Fig 4. Effects of sVL and aVL on adipokine levels in mice fed HSHFD.

(A) Total RNA was extracted from the epididymal WAT of sham surgery and sVL mice 8 weeks after ND or HSHFD feeding was started. A real-time PCR analysis was then performed. Data are expressed relative to 18S rRNA levels. Serum samples were collected from sham surgery and sVL mice 8 weeks after ND and HSHFD feeding was started. The quantification of serum leptin and adiponectin levels was performed. (B) Total RNA was extracted from the epididymal WAT of control (Cont) and aVL mice 4 weeks after ND or HSHFD feeding was started. A real-time PCR analysis was then performed. Data are expressed relative to the levels of 18S rRNA. Serum samples were collected from control and aVL mice 8 weeks after ND and HSHFD feeding was started. The quantification of serum leptin levels was performed. *P < 0.05 and **P < 0.01 (Tukey-Kramer test). Data represent the mean ± SEM of 8 mice in each group.

Fig 5. Effects of the propranolol treatment on fat mass and glucose metabolism in mice fed HSHFD for 8 weeks.

(A) Data on body weight and calorie intake from mice with or without propranolol (Propra). Body weight was measured 8 weeks after ND or HSHFD feeding. Food intake was collected for 3 days on days 54 to 56 after ND or HSHFD feeding was started and shown as a representative of the average daily calorie intake. (B) Fat mass in the whole body of mice with or without propranolol was assessed by QCT 8 weeks after ND or HSHFD feeding was started. The tissue weight of epididymal WAT was measured 8 weeks after ND or HSHFD feeding. (C) The cross-sectional area (CSA) of adipocytes in the epididymal WAT of mice with or without propranolol 8 weeks after ND or HSHFD feeding was started. (D) Total RNA was extracted from the epididymal WAT of mice with or without propranolol 8 weeks after ND or HSHFD feeding was started. A real-time PCR analysis was then performed. Data are expressed relative to the levels of 18S rRNA. (E) Fasting blood glucose and serum insulin levels were measured 8 weeks after ND or HSHFD feeding was started. (F, G) Responses of blood glucose to a single intraperitoneal injection of glucose (F) and insulin (G) in mice with or without propranolol 8 weeks after ND or HSHFD feeding was started. The area under the curve (AUC) for 120 min was calculated. Cont; control. *P < 0.05 and **P < 0.01; ¶P < 0.05 and ¶¶P < 0.01, vs ND/Control; #P < 0.05 and ##P < 0.01, vs HSHFD/Propranolol (Tukey-Kramer test).

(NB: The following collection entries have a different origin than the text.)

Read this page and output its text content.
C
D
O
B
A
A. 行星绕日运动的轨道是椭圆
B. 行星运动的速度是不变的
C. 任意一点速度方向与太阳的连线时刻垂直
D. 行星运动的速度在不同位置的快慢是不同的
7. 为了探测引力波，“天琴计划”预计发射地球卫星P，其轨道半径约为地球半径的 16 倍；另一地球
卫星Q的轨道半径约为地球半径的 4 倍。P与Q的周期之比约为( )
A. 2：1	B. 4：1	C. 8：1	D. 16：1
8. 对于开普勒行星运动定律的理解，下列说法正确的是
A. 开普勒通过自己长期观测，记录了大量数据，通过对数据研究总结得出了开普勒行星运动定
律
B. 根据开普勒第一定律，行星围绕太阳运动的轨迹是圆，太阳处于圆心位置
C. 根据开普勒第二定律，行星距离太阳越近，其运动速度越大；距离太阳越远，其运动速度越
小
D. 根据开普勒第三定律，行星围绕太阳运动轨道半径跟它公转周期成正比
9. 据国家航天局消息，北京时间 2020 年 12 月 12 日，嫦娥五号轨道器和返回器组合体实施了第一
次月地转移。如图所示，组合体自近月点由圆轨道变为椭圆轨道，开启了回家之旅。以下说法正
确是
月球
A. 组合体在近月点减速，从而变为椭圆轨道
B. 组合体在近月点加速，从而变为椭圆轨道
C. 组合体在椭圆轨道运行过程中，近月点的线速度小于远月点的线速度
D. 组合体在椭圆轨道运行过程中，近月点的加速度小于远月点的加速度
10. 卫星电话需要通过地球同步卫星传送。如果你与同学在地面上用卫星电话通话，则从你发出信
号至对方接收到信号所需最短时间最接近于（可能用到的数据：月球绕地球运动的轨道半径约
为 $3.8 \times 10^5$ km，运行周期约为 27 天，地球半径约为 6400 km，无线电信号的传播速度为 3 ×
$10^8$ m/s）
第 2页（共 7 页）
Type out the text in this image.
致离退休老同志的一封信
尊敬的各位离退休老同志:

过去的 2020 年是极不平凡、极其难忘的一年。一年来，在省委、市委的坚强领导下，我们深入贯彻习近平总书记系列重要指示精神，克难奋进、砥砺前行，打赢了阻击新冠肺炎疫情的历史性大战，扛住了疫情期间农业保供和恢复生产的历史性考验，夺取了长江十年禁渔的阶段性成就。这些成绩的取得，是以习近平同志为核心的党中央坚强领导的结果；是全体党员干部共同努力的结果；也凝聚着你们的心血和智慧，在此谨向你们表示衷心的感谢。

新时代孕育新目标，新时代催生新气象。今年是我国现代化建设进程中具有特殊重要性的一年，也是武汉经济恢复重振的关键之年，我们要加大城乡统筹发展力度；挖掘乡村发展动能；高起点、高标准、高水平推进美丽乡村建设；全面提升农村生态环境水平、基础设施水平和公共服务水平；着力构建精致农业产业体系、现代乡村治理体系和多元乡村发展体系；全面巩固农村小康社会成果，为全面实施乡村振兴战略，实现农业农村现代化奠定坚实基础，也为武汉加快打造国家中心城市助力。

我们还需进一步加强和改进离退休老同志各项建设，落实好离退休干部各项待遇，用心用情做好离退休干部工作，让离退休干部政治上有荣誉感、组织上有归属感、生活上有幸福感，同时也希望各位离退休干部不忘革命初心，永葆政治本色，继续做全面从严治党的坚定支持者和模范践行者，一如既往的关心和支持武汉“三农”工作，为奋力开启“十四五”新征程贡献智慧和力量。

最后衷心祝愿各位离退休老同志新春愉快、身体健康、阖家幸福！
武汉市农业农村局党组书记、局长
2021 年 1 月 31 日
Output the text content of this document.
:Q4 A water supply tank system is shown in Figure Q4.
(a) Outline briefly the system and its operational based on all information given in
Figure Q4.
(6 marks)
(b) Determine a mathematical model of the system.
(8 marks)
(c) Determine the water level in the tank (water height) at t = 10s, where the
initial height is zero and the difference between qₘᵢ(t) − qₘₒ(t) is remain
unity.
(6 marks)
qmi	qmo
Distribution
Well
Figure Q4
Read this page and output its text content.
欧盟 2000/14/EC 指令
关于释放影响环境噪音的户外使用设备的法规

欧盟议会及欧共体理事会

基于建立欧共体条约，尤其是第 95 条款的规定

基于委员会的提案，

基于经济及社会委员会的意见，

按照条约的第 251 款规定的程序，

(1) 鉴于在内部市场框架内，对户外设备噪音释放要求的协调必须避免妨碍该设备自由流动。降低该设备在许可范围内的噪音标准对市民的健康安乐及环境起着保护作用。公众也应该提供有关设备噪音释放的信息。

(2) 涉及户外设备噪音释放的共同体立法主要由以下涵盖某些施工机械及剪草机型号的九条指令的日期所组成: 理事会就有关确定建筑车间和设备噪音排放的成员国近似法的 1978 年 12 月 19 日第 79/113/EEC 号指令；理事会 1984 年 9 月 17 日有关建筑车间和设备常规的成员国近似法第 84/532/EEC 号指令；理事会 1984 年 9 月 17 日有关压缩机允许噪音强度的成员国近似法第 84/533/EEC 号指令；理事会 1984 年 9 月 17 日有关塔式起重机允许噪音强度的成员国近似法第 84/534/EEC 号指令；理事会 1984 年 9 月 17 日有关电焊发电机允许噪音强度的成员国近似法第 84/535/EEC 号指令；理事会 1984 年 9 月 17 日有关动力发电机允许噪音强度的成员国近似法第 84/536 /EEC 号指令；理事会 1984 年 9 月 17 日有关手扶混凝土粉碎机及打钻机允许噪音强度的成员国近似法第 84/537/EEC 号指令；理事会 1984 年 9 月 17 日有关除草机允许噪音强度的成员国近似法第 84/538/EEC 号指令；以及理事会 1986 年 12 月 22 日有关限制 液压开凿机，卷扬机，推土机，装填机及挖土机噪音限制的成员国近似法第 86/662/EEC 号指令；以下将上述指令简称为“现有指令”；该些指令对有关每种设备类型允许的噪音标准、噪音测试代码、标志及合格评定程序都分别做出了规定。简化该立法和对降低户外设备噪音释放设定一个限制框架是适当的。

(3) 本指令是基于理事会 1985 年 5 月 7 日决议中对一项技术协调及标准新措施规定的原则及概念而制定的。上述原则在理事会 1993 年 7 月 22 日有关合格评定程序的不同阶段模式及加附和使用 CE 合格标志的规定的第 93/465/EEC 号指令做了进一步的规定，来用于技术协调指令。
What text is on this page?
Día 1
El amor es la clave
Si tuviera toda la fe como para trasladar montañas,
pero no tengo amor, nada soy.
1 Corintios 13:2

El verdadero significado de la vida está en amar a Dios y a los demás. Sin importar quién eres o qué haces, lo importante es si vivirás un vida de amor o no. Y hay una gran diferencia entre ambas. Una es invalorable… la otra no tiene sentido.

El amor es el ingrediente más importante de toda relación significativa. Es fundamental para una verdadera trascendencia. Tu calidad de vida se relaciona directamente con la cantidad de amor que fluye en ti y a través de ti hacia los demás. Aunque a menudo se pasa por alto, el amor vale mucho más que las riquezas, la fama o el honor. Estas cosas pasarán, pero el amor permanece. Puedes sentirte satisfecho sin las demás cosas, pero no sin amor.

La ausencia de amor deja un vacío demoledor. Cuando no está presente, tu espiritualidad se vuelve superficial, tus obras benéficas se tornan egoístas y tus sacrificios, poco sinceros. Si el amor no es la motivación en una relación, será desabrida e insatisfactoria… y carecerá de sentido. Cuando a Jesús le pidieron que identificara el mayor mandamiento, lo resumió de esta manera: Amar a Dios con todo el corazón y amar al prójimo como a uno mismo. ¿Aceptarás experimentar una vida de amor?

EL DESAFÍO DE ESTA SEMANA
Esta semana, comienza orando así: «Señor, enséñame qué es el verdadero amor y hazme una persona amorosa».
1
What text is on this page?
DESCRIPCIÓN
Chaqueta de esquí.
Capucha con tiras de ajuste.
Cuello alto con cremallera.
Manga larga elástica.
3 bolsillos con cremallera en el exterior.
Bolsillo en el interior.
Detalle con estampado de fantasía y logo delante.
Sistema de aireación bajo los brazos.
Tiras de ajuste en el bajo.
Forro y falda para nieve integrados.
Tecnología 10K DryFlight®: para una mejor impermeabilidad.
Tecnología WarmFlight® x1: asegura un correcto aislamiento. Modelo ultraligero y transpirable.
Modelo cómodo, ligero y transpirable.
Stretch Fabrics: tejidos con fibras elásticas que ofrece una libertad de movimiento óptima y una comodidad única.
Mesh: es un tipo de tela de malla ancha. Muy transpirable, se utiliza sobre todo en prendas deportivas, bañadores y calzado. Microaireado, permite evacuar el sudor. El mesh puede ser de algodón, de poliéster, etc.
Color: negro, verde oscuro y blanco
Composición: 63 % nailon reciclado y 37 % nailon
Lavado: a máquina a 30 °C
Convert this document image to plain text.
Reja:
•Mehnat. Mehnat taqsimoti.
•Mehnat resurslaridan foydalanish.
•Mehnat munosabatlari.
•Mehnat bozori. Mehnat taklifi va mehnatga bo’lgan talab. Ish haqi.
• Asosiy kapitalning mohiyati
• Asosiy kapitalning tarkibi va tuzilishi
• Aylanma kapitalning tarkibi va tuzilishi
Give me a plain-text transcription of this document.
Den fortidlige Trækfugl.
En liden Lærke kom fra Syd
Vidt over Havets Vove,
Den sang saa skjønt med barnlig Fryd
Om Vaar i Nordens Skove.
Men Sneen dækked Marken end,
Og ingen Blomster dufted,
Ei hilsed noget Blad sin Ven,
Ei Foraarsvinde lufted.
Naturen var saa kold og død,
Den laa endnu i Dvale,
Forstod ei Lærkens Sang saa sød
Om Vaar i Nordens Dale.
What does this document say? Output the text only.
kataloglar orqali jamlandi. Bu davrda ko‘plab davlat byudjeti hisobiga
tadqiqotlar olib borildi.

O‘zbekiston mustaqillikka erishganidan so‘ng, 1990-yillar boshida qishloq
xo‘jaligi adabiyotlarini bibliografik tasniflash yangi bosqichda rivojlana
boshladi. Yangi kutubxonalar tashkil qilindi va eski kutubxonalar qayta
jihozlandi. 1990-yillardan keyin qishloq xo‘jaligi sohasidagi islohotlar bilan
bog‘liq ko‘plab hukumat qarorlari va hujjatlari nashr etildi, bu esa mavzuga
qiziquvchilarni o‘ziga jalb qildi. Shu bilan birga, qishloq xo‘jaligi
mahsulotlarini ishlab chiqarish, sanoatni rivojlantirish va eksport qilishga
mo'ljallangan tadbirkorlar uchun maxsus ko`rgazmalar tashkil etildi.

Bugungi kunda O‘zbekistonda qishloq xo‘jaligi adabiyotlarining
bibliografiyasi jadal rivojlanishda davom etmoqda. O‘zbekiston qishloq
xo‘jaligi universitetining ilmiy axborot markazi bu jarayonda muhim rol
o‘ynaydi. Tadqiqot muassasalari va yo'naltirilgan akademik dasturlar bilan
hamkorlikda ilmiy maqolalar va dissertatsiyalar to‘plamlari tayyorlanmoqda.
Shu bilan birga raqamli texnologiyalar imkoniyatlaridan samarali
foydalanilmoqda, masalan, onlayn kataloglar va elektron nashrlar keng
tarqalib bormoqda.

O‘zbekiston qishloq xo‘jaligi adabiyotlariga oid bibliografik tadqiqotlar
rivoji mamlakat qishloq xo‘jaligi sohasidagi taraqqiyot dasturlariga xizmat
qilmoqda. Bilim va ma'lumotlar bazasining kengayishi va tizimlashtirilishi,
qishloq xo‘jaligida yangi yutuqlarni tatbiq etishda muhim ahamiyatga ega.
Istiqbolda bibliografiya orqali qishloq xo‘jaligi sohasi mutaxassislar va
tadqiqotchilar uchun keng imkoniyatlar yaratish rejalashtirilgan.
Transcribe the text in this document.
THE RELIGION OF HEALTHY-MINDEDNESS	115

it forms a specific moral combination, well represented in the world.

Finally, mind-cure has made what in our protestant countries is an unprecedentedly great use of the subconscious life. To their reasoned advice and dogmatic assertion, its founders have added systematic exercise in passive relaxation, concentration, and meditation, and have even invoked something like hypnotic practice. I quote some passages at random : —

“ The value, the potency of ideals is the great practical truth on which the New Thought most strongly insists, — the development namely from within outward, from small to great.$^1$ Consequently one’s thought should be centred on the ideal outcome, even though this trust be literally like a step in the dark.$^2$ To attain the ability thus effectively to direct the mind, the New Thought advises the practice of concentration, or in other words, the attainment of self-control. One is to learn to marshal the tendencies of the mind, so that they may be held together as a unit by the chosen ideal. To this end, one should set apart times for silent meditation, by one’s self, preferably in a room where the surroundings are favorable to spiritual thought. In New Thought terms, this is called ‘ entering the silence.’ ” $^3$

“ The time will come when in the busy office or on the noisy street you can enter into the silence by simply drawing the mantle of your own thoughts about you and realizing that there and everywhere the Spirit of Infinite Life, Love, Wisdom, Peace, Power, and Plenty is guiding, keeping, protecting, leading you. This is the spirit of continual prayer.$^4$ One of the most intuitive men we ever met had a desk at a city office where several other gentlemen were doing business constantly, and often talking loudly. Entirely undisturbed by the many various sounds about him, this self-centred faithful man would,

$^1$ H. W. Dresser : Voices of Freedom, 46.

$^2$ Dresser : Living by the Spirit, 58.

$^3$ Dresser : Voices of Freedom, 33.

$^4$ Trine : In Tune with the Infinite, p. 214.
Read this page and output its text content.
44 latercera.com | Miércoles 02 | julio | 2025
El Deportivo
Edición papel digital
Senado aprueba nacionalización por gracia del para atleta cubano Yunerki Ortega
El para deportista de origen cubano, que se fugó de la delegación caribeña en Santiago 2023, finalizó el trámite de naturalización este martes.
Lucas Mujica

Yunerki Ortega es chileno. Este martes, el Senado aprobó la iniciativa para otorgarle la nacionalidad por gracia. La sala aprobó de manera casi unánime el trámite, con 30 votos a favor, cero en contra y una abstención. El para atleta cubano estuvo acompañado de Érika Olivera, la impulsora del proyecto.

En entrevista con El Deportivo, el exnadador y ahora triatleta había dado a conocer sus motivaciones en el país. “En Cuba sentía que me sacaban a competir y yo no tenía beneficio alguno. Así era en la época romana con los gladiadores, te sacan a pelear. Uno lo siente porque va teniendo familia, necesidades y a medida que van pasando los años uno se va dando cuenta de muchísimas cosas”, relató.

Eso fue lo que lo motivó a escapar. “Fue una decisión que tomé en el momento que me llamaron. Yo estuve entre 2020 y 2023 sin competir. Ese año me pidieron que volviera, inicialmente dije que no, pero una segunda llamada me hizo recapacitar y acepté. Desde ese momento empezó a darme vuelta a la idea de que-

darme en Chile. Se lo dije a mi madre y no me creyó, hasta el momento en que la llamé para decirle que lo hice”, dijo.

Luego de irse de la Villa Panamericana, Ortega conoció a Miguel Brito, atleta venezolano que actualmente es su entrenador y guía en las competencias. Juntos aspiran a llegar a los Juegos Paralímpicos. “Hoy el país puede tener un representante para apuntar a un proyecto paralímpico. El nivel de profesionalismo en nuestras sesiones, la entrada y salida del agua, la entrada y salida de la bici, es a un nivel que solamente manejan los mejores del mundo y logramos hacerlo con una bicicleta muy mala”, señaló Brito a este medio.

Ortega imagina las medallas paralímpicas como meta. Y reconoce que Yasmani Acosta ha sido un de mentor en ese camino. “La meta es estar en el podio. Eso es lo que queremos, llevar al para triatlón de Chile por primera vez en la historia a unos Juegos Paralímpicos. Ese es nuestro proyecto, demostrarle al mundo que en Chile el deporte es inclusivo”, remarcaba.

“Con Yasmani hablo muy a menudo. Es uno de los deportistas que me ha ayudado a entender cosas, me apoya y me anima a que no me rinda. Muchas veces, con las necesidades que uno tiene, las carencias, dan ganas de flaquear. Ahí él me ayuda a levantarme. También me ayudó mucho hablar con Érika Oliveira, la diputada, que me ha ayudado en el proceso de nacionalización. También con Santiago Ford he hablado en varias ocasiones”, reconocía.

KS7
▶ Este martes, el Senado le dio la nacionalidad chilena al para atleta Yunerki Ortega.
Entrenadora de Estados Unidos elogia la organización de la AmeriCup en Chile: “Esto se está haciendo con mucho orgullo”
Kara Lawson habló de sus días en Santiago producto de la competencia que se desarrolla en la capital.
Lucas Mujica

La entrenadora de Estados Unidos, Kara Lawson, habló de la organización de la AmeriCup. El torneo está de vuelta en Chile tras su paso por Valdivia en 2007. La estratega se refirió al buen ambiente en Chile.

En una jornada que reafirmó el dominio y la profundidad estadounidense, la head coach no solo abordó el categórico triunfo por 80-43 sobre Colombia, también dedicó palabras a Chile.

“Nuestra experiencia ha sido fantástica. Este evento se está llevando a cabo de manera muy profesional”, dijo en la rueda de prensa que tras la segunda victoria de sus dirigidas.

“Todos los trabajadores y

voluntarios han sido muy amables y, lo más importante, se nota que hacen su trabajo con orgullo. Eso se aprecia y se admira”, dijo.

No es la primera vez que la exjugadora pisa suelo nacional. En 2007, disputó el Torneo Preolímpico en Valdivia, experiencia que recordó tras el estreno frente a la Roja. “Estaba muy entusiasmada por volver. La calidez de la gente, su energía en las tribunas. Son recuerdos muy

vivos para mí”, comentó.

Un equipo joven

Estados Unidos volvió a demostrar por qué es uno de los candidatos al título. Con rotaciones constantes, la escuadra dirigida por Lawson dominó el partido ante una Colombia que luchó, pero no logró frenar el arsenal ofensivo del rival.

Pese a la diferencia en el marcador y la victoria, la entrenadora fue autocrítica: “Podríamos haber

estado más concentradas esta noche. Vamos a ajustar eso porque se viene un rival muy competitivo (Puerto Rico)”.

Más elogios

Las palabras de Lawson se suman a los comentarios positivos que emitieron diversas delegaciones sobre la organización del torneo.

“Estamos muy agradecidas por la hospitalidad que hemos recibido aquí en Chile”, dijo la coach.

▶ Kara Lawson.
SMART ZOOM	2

Data represent the mean ± SEM of 8 mice in each group.

Fig 6. Effects of sVL and HSHFD feeding on gene expression in vestibular nuclei of mice.

Total RNA was extracted from the vestibular nuclei of sham surgery and sVL mice 8 weeks after ND or HSHFD feeding was started. A real-time PCR analysis was then performed. Data are expressed relative to the levels of 18S rRNA. *P < 0.05 (Tukey-Kramer test). Data represent the mean ± SEM of 6 mice in each group.